Although distantly related, the people on the island had been separate from the peoples of the mainland for around 8,000 years. It is unknown how many Aboriginal people were living there when the Dutch arrived in 1642, nor when James Cook landed in 1777, but when British settlers began to colonise the region in 1803, there existed an estimated population of 7,000-8,000, many of whom were already dying from diseases thought to have been contracted from European sailors, explorers and seal hunters. In addition, many had been left infertile by venereal disease.

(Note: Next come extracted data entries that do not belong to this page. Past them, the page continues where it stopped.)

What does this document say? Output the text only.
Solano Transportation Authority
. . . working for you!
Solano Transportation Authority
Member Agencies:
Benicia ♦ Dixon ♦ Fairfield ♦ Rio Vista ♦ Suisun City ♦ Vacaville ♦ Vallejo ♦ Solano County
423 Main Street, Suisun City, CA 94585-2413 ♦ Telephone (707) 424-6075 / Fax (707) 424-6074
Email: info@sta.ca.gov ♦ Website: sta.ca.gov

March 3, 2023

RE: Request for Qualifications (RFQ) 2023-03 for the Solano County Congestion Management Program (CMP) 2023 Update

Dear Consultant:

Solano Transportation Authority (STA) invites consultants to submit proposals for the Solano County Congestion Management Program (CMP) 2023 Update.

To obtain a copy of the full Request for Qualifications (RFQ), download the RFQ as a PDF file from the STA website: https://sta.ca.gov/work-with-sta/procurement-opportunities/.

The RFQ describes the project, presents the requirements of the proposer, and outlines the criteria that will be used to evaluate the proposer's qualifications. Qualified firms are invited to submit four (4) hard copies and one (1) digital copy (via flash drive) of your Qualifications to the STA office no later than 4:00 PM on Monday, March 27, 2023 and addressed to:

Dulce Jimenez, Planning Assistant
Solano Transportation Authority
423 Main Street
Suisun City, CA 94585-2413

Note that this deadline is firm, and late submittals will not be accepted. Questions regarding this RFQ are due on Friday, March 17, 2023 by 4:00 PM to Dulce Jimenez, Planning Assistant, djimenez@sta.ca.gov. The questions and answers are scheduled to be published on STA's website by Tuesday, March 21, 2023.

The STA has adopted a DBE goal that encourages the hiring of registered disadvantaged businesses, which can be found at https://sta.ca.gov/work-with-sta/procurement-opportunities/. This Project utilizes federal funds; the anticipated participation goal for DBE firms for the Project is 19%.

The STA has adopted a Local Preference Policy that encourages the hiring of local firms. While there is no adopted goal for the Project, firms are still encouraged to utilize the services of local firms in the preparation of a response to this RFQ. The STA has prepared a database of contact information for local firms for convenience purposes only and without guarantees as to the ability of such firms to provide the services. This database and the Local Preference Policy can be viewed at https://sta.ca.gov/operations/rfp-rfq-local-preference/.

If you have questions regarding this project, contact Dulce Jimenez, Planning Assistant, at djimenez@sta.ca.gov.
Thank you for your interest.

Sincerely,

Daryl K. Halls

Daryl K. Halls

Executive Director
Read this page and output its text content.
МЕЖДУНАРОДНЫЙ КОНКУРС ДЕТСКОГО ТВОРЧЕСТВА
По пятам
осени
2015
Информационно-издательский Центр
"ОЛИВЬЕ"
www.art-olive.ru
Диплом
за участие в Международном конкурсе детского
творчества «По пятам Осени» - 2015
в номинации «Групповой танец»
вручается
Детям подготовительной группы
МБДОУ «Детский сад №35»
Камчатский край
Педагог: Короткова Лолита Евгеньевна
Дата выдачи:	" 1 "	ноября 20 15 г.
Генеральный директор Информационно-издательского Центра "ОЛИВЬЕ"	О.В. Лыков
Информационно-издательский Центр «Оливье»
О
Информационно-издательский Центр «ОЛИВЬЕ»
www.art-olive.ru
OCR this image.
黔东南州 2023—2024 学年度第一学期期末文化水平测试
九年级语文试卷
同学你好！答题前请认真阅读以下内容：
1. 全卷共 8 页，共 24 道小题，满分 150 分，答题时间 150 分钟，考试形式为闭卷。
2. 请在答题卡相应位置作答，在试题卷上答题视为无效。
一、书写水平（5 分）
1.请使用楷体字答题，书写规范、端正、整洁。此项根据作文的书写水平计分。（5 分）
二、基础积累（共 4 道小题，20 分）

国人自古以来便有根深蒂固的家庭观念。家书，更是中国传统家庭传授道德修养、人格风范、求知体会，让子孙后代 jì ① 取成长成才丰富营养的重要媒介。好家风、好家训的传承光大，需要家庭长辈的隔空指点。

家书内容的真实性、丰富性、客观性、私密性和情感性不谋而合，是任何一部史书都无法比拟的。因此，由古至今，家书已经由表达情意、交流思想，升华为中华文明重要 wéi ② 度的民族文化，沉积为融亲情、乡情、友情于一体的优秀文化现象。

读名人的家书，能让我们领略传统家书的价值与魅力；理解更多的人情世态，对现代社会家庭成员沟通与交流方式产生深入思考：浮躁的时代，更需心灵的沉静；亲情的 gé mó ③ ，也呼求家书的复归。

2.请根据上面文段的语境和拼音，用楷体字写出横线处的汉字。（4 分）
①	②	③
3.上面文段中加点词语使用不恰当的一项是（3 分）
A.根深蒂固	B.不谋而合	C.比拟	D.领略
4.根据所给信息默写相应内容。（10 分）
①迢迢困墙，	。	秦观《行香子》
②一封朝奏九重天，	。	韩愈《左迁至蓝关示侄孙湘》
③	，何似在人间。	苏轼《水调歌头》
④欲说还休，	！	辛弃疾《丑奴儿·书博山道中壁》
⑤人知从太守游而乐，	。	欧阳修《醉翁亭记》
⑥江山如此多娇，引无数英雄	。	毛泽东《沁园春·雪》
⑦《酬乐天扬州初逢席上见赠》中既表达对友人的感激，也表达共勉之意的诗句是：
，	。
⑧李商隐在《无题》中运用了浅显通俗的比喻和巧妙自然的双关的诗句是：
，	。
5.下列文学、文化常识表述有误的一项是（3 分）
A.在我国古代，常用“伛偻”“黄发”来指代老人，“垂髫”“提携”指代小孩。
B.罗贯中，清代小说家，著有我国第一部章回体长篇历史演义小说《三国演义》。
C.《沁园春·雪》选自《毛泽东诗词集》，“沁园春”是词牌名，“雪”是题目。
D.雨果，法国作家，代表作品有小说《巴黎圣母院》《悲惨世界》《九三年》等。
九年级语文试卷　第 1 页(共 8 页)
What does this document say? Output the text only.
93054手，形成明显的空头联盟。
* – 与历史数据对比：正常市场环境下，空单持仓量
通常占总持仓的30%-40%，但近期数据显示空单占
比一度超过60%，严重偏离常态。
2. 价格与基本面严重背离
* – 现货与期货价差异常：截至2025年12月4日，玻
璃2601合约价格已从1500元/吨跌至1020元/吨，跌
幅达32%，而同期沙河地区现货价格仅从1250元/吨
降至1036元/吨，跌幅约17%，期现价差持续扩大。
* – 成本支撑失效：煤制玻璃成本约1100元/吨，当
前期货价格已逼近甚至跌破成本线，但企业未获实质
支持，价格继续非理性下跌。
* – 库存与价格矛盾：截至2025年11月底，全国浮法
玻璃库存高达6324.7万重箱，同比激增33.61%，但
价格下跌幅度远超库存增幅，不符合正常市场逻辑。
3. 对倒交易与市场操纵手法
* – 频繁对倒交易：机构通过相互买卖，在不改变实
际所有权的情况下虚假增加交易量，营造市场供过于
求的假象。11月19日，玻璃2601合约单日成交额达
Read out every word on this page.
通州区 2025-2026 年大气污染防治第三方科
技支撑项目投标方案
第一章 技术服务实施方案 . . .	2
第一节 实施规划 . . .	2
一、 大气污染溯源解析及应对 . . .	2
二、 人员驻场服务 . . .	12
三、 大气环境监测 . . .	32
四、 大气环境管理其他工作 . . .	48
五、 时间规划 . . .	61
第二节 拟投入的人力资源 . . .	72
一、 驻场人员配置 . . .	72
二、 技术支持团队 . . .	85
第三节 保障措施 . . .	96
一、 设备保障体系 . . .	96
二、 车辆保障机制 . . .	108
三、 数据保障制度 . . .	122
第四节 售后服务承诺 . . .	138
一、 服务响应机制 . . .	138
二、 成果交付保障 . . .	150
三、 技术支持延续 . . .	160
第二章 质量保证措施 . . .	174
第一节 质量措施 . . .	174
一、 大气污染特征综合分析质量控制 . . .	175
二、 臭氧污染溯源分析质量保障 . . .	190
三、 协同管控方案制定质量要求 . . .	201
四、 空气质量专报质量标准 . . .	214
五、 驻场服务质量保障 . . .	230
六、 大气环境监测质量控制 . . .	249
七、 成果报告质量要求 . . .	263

Almost all of the 7,000 Indigenous Tasmanians died during a period of colonisation lasting around 27 years. By 1830, when the process of colonisation had been going on for two decades, only two families of Aboriginal Tasmanians were living on the Island. By 1835 only one Aboriginal family remained on the island, who were living in a white sealing village near the Bass Strait, hiding from the colonial authorities. Nearly all of these survivors were incarcerated by the colonial authorities and placed in camps, "where all but forty-seven perished by 1847." By 1876, the only survivors remaining were mixed-race Aboriginal Tasmanians.

Recent figures for the number of people claiming Aboriginal Tasmanian descent vary according to the criteria used to determine this identity, ranging from 6,000 to over 23,000.